Last year, the Office of the Inspector General declared the contracts invalid on a technicality and ordered the USDA’s Natural Resources Conservation Service office in Talbot County to get the money back.
The farmers — the Hutchison Brothers and Mike Elben in Cordova and Sonny Eaton in Queen Anne — contending that staffers at the NRCS office helped them to complete the complicated contracts, filed appeals.
Karen King, a hearing officer for USDA’s National Appeals Division, took three days of testimony in November. She said the record of the hearings was closed on Dec. 14 and that she has 30 days to file her determination.
It is reported that Robert Serio, a famed agricultural attorney from Arkansas, representing the three farmers and a total of 12 landowners — four each — whose land they crop, had submitted requests to subpoena for the hearing two NRCS staffers who were among those who assisted the farmers in the preparation of the contracts.
That request was denied. A request to obtain the precise wording of the reason for that denial had not yet been received at press time.
Both staffers, for whom those subpoenas would have been issued, have been transferred out of the Talbot NRSC office, one to Washington and the other to another Maryland county.
The CSP was designed, essentially, to reward proven stewards of their farmland with USDA money to carry their efforts to another level — to expand them, enlarge them, improve them.
The program, launched by USDA and NRCS in 2005-06 attracted farmers in Maryland and four other states in which it was offered.
About 500 Maryland farmers signed CSP contracts. As it turned out, much later, 15 of the Maryland contracts were judged to be incorrectly drawn, all on the Eastern Shore and all emerging from the Talbot County NRCS office.

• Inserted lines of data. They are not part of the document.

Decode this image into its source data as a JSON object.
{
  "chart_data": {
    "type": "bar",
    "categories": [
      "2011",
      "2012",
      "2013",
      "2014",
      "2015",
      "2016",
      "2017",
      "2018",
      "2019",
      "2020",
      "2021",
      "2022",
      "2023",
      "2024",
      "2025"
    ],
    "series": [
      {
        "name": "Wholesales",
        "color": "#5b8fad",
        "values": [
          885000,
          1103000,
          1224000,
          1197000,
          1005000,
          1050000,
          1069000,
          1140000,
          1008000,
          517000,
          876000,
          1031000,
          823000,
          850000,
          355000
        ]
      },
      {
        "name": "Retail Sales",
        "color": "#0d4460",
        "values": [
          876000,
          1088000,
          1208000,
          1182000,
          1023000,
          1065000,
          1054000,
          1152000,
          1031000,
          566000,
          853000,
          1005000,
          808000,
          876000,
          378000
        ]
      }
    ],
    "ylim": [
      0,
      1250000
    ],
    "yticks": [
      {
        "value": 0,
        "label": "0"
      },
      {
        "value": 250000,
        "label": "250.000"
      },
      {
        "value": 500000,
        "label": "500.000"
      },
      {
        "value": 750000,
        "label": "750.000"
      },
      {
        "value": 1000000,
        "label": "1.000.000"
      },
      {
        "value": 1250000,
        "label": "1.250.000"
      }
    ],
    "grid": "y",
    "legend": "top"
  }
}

The Hutchisons, Elben and Eaton contracts were drawn in 2006. Audits by the Office of the U.S. Inspector General (OIG) were conducted in Maryland in 2007 and the auditors returned in 2008
Interestingly, in that period, the then current Farm Bill expired, as did the Conservation Security Program, the Farm Bill of 2008 was enacted and a new CSP created, called the Conservation Stewardship Program.
Same acronym, all new program.
Nonetheless, although the former CSP no longer existed, and although the farmers and their landowners had accomplished all the work required by those contracts, and although in light of that, Jon Hall, Maryland state conservationist, said that repayment would be waived, the NRCS, under orders from the OIG, forged ahead and demanded full repayment.